Tuesday, May 6, 2014

Turn on the Light


Life has been a bit of a whirlwind lately, and the words just haven’t come.  That Lent project of mine seems so far in the past – the days when I could find gratitude around every corner.  Turns out, when you’re searching for things that make you feel thankful, the world seems full of those things.  You feel thankful.  But when you stop looking, the gratitude is no longer so easily found.  And the thankfulness?  Well, it begins to wane as many of those things you once counted as blessings begin to bear down more like burdens.
It’s when I’m in the dark that I realize how far I have to go.  When life is hard and everything feels like work and I doubt and fear and dread.  That’s when I understand the true state of my soul.  That’s when all signs point to the fact that I still don’t look anything like Jesus. 
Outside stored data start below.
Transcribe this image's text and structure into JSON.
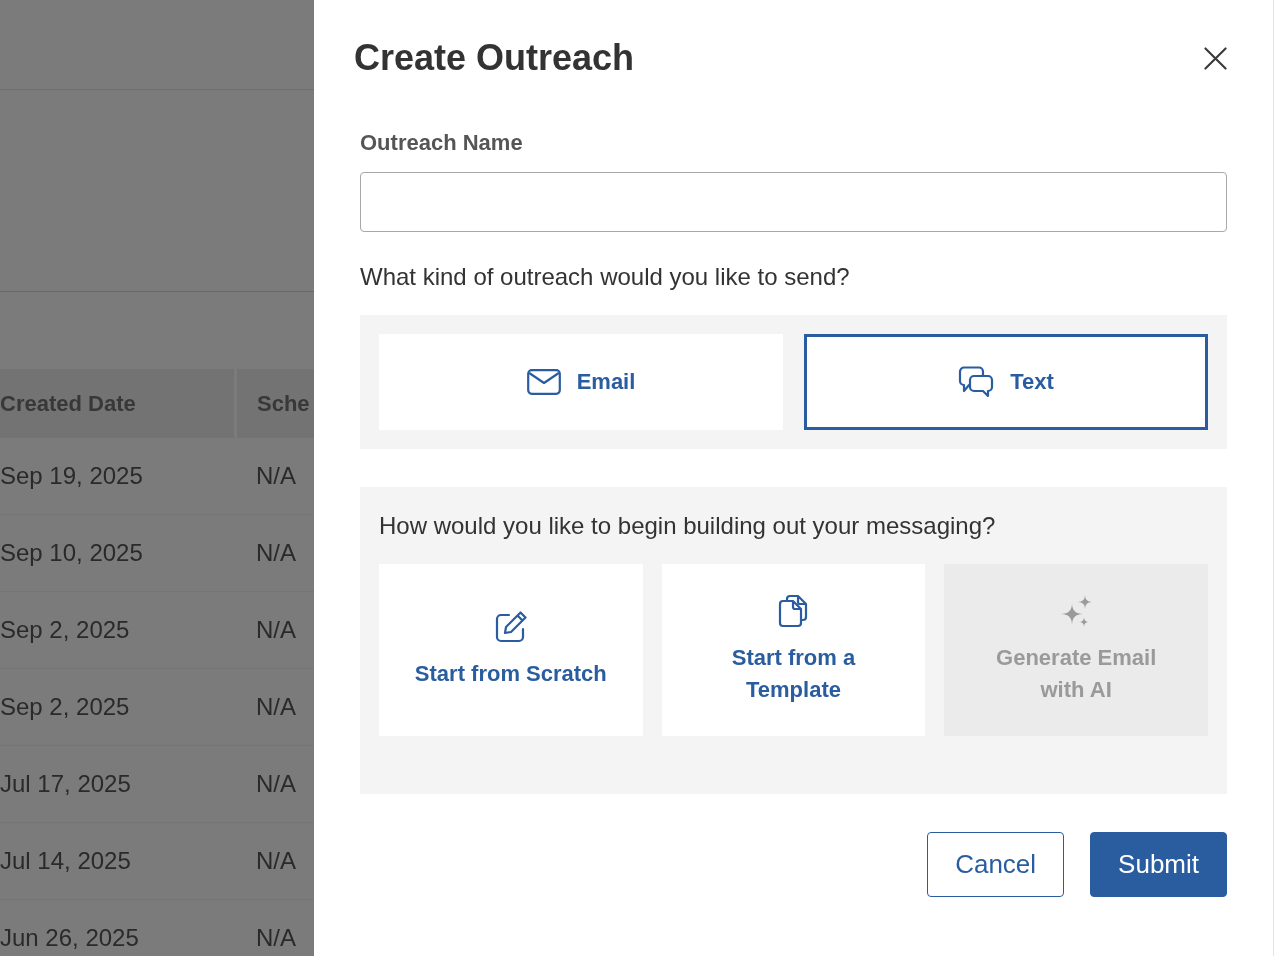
{
  "background_page": {
    "table": {
      "columns": [
        "Created Date",
        "Sche"
      ],
      "rows": [
        [
          "Sep 19, 2025",
          "N/A"
        ],
        [
          "Sep 10, 2025",
          "N/A"
        ],
        [
          "Sep 2, 2025",
          "N/A"
        ],
        [
          "Sep 2, 2025",
          "N/A"
        ],
        [
          "Jul 17, 2025",
          "N/A"
        ],
        [
          "Jul 14, 2025",
          "N/A"
        ],
        [
          "Jun 26, 2025",
          "N/A"
        ]
      ]
    }
  },
  "drawer": {
    "title": "Create Outreach",
    "name_field": {
      "label": "Outreach Name"
    },
    "type_question": "What kind of outreach would you like to send?",
    "type_options": [
      {
        "label": "Email",
        "kind": "email",
        "selected": false
      },
      {
        "label": "Text",
        "kind": "text",
        "selected": true
      }
    ],
    "start_question": "How would you like to begin building out your messaging?",
    "start_options": [
      {
        "label": "Start from Scratch",
        "kind": "scratch",
        "disabled": false
      },
      {
        "label": "Start from a Template",
        "kind": "template",
        "disabled": false
      },
      {
        "label": "Generate Email with AI",
        "kind": "ai",
        "disabled": true
      }
    ],
    "buttons": [
      {
        "label": "Cancel",
        "kind": "secondary"
      },
      {
        "label": "Submit",
        "kind": "primary"
      }
    ]
  }
}
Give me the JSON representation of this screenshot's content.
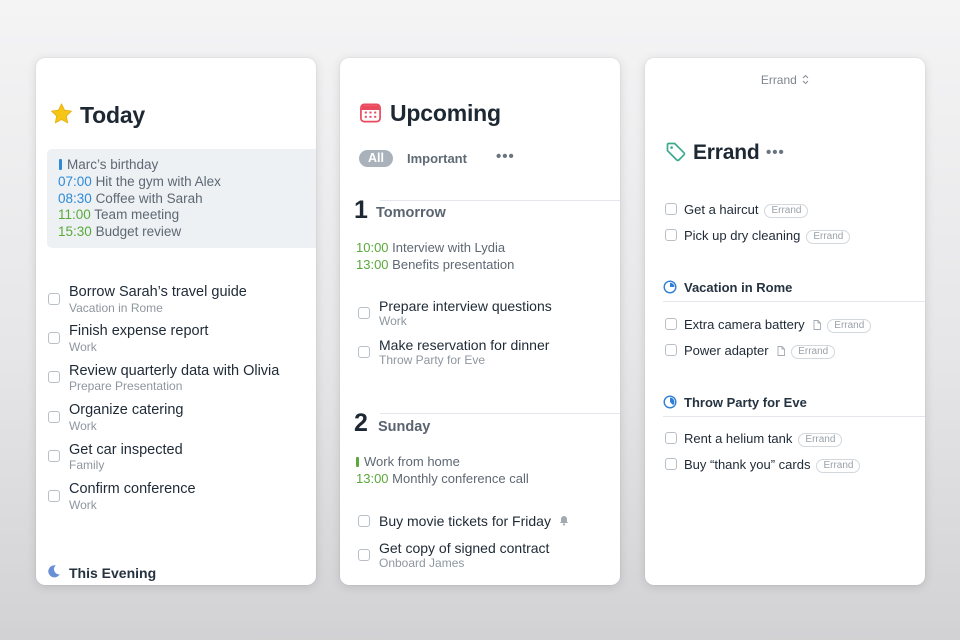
{
  "today": {
    "title": "Today",
    "title_icon": "star-icon",
    "calendar": [
      {
        "time": "",
        "text": "Marc’s birthday",
        "color": "#2f8ad8",
        "all_day": true
      },
      {
        "time": "07:00",
        "text": "Hit the gym with Alex",
        "color": "#2f8ad8"
      },
      {
        "time": "08:30",
        "text": "Coffee with Sarah",
        "color": "#2f8ad8"
      },
      {
        "time": "11:00",
        "text": "Team meeting",
        "color": "#5aa93b"
      },
      {
        "time": "15:30",
        "text": "Budget review",
        "color": "#5aa93b"
      }
    ],
    "tasks": [
      {
        "title": "Borrow Sarah’s travel guide",
        "project": "Vacation in Rome"
      },
      {
        "title": "Finish expense report",
        "project": "Work"
      },
      {
        "title": "Review quarterly data with Olivia",
        "project": "Prepare Presentation"
      },
      {
        "title": "Organize catering",
        "project": "Work"
      },
      {
        "title": "Get car inspected",
        "project": "Family"
      },
      {
        "title": "Confirm conference",
        "project": "Work"
      }
    ],
    "evening_label": "This Evening",
    "evening_icon": "moon-icon"
  },
  "upcoming": {
    "title": "Upcoming",
    "title_icon": "calendar-icon",
    "filters": {
      "all": "All",
      "important": "Important",
      "more": "•••"
    },
    "days": [
      {
        "number": "1",
        "name": "Tomorrow",
        "events": [
          {
            "time": "10:00",
            "text": "Interview with Lydia"
          },
          {
            "time": "13:00",
            "text": "Benefits presentation"
          }
        ],
        "tasks": [
          {
            "title": "Prepare interview questions",
            "project": "Work"
          },
          {
            "title": "Make reservation for dinner",
            "project": "Throw Party for Eve"
          }
        ]
      },
      {
        "number": "2",
        "name": "Sunday",
        "events": [
          {
            "time": "",
            "text": "Work from home",
            "all_day": true
          },
          {
            "time": "13:00",
            "text": "Monthly conference call"
          }
        ],
        "tasks": [
          {
            "title": "Buy movie tickets for Friday",
            "project": "",
            "icon": "bell-icon"
          },
          {
            "title": "Get copy of signed contract",
            "project": "Onboard James"
          }
        ]
      }
    ],
    "colors": {
      "green": "#5aa93b"
    }
  },
  "errand": {
    "selector_label": "Errand",
    "selector_icon": "up-down-chevron-icon",
    "title": "Errand",
    "title_icon": "tag-icon",
    "more": "•••",
    "tasks": [
      {
        "title": "Get a haircut",
        "tag": "Errand"
      },
      {
        "title": "Pick up dry cleaning",
        "tag": "Errand"
      }
    ],
    "projects": [
      {
        "name": "Vacation in Rome",
        "tasks": [
          {
            "title": "Extra camera battery",
            "tag": "Errand",
            "note": true
          },
          {
            "title": "Power adapter",
            "tag": "Errand",
            "note": true
          }
        ]
      },
      {
        "name": "Throw Party for Eve",
        "tasks": [
          {
            "title": "Rent a helium tank",
            "tag": "Errand"
          },
          {
            "title": "Buy “thank you” cards",
            "tag": "Errand"
          }
        ]
      }
    ],
    "colors": {
      "tag_icon": "#3aaa8e",
      "project_ring": "#2f7fd6"
    }
  }
}
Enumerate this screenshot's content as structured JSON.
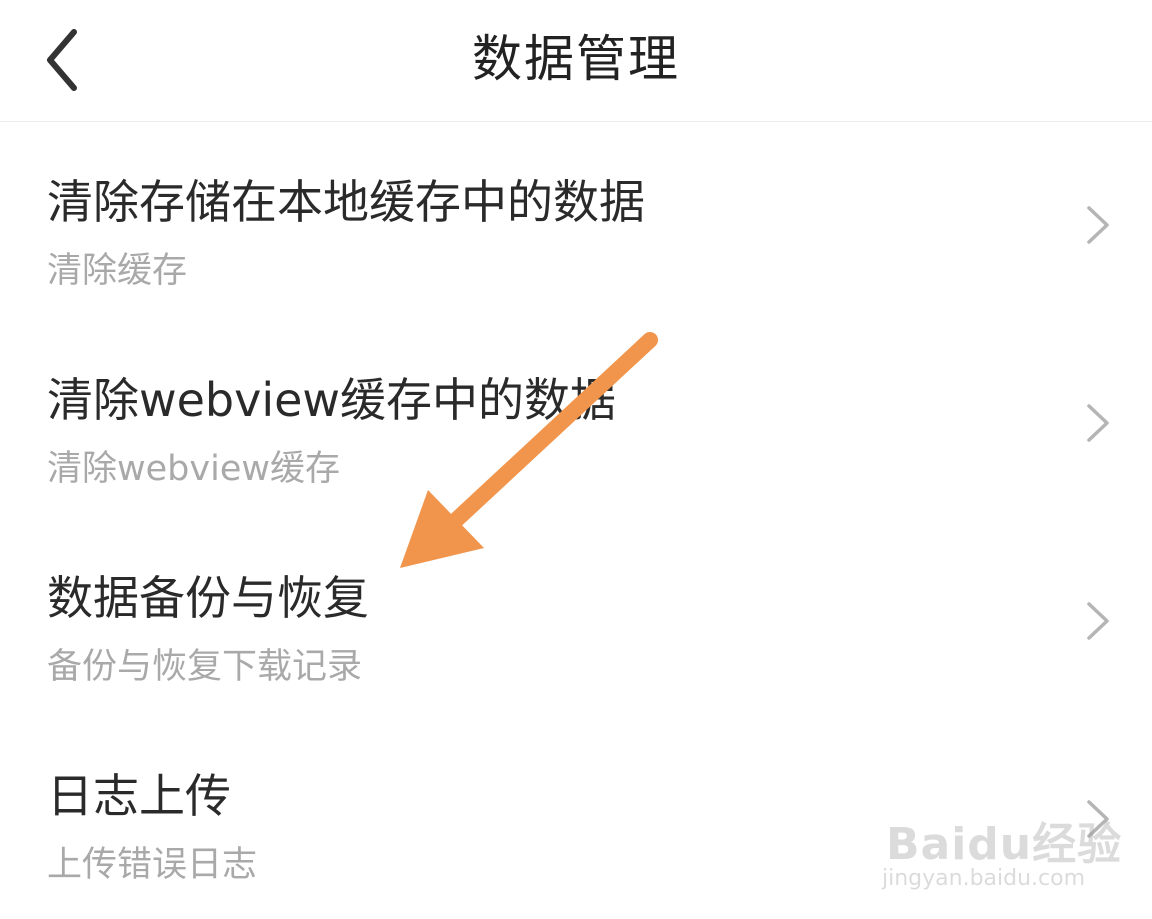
{
  "header": {
    "title": "数据管理",
    "back_icon": "chevron-left-icon"
  },
  "items": [
    {
      "title": "清除存储在本地缓存中的数据",
      "subtitle": "清除缓存",
      "icon": "chevron-right-icon"
    },
    {
      "title": "清除webview缓存中的数据",
      "subtitle": "清除webview缓存",
      "icon": "chevron-right-icon"
    },
    {
      "title": "数据备份与恢复",
      "subtitle": "备份与恢复下载记录",
      "icon": "chevron-right-icon"
    },
    {
      "title": "日志上传",
      "subtitle": "上传错误日志",
      "icon": "chevron-right-icon"
    }
  ],
  "annotation": {
    "arrow_color": "#f0954b"
  },
  "watermark": {
    "logo": "Baidu经验",
    "url": "jingyan.baidu.com"
  },
  "colors": {
    "title_text": "#222222",
    "item_title": "#2a2a2a",
    "item_subtitle": "#a9a9a9",
    "chevron": "#b5b5b5",
    "divider": "#ececec"
  }
}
He’s in there somewhere.  Buried deep among my discontent, he sits patiently waiting for me to look past my selfish mess and see him reaching for me.  Every so often, I acknowledge that he’s calling my name, and I rush towards him, full of eagerness for our reunion.  But the connection is brief.  I’m like a child who races towards her father when he shows up at the park, only to give him a quick hug before running off again, free to go and do and be as she pleases.
I know I should linger in his presence.  He is the only one who can provide the comfort I seek.  And yet, I search for it in anything . . . in everything else . . . and then act surprised when there is no comfort to be found.
There will always be dark places in our lives, and dark is difficult .  It’s disorienting and dangerous and it makes us feel so alone.  Just imagine being in a completely dark room – nothing but blackness all around.  You can’t even see what’s right in front of you.  You’re scared and you’re stuck and there seems to be no hope at all.  Now, think about what the flame of even one small candle brings to that dark place.  With a single spark, physical light enters your surroundings.  It makes the darkness recede, and suddenly, you have knowledge and understanding.
Jesus is light.
When life is dark, He is the one who illuminates what is real and shows us the way.  We just have to remember to look for the light.
I stopped looking.  That little Lent project of mine – the channeling my inner Ann Voskamp and counting blessings each and every day – it ended when Easter came.  I celebrated the resurrection – the single greatest reason for hope - and then I stopped looking for reasons to be thankful. 
Man I have SUCH a long way to go.
You see, when I don’t focus on the source of light, all I see is dark.  When I don’t let the light of the world bring clarity and truth that point me in the right direction, I end up in stumbling through blackness.
Light overcomes darkness.
Jesus overcame death.
If I walk towards the light . . . if I run to Jesus . . . I will find my way.  I will find the comfort and peace and freedom I’m looking for.  The dark will disappear and I will be thankful again.